Maison Close is the explicit TV drama based in a 19th century Parisian brothel and focuses on the lives of three women who work there.
Revealing, often brutal but also touching, this hard hitting series doesn’t pull any punches with its portrayal of life in a French capital still coming to terms with the aftermath of revolution.
We spoke to Jemima West, who plays central character, Rose, about what it was like climbing into the head of a high class prostitute.
“Well it’s not exactly something you can prepare for by experience,” she laughs. “And probably not something a history of art graduate from the Sorbonne would necessarily consider a career move but this was no ordinary production and I realised it was an opportunity I couldn’t miss.
“This is a difficult industry to progress in and if you want to make your mark then sometimes you need to go for something different to showcase your abilities. I think Maison Close has helped me do that.”
There’s no doubting that Hollywood sat up and took notice because Jemima is now filming what is hoped will be the first in a series of movies based on the multi-million selling books, The Mortal Instruments. Speculation that the film could repeat the success of the Twilight series only heightens the publicity around it.

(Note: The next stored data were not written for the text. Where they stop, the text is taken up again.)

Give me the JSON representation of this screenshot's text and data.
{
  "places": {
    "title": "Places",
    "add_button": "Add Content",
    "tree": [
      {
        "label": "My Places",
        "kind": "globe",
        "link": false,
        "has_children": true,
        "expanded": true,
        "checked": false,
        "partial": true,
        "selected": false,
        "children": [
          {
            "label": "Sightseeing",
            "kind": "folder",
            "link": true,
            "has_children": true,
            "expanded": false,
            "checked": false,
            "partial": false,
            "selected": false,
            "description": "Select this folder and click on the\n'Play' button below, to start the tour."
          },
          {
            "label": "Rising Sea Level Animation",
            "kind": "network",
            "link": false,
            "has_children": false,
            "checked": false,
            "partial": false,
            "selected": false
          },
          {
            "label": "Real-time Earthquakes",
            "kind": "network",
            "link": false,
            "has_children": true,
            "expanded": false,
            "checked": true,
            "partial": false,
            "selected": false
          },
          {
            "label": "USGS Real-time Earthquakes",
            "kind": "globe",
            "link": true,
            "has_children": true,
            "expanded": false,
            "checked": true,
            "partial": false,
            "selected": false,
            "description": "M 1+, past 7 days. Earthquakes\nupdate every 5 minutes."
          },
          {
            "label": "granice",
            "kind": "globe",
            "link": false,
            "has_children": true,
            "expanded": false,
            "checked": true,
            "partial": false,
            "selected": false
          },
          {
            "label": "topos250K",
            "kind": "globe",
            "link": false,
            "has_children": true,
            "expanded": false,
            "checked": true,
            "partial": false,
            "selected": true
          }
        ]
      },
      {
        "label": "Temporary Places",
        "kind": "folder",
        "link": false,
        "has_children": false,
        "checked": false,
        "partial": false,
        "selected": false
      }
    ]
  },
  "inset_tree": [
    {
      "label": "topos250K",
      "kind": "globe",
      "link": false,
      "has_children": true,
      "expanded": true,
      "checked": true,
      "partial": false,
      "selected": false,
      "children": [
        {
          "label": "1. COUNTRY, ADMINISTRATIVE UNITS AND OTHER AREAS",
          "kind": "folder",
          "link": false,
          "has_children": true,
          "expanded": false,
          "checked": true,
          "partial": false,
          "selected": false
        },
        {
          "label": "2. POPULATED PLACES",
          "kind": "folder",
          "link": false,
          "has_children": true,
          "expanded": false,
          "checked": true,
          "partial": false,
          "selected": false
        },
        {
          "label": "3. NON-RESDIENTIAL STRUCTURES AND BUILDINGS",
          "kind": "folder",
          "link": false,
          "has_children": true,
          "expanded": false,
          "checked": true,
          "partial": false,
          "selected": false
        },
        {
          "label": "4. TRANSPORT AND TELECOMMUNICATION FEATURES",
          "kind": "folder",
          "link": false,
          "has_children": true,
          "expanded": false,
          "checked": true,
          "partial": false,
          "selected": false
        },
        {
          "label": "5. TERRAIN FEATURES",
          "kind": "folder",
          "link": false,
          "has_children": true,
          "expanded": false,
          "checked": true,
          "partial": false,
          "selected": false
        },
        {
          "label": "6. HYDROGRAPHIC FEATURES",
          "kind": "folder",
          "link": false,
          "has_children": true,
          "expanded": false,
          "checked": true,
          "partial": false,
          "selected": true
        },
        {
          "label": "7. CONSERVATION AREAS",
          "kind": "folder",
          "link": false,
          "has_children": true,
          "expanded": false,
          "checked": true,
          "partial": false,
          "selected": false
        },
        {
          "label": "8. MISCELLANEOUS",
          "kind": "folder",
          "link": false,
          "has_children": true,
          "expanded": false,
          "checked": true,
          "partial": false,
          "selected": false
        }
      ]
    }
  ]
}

“I’m going to be playing Isabelle Lightwood, a demon-slayer. I really didn’t realise what a following the series had until we started and it’s quite daunting to be honest. We’ve been filming in Canada and there have been legions of fans waiting outside the studio sets for autographs.”
It’s all a far cry from the future this young girl - whose father is an accountant and mother a business interpreter – may have had in mind when her family settled in the French capital.
“I’m English through and through but from the age of five I grew up and went to school in Paris. I did start taking acting lessons as a teenager so the desire to perform was always there, although I’m not sure how comfortable my parents were with my role as a prostitute. Mum has watched the first season of Maison Close but dad didn’t get beyond the first couple of episodes once things started to get a little more steamy for my character, Rose.”
In the show, Rose is tricked into taking on a debt that must be repaid to regain her freedom. Abandoned by her fiancé and with no one else to turn to, she must trust in her colleagues at the brothel to help her through the loss of her virginity, the temptations of drug abuse and manipulation by the madame Hortense.
“It’s not Sunday afternoon viewing with the family. It’s gritty, sexually explicit and has very coarse language but it isn’t there to shock it’s there to give the show authenticity. That’s what has made it such a success.
“It’s sensitive material and a subject that – if handled incorrectly – could have really been a disastrous flop and hurt my career but fortunately we were blessed with a brilliant script and a wonderful director. What I like most is the fact that the characters are so diverse and complex. There are no caricatures; everyone is fully fleshed with nuance and personality.
“We filmed the whole series in Lisbon and the entire cast bonded over the months we spent together.
“In the early stages it was a bit daunting to have all this nudity around you but when you are focused on your work you soon forget about everything but the scene. That said, my very first scene was when Vera (Ann Charrier) jumps out of a cake naked and then begins to participate in an orgy. I didn’t know exactly what was going to happen and the look of shock on my face was more reaction than acting!”
But does she believe Maison Close is glamourising, perhaps even legitimising a profession that ultimately degrades women?
“No, I don’t. If anything I believe it shows how tragic their situations are rather than paint them as two dimensional sex objects, fleshing their personalities out with dark humour and acts of courage. The violence and cruelty they are subjected to is never ignored and we see that their situations are often forced upon them because of bad luck or, in my character Rose’s case, trickery and manipulation.”
And how has she taken to being recognised everywhere?
“In Paris it was a surprise to suddenly see my face appear on huge billboards across the capital when the promotional work began on the series.”
So what does she do to get away from it all?
“I love art and I’m fortunate to be in Paris surrounded by culture at every turn. Exhibitions, cinema, theatre, the list is almost endless. I love foreign cinema and independent movies.”
And if she didn’t make it big in the film business?
“I’d probably turn my hand to something creative. I used to enjoy ballet so perhaps I would have been a dancer. Whatever it was something tells me I would never have strayed far from the arts.”
Maison Close is available now on Blu Ray and DVD and The Mortal Instruments is due for release in 2013.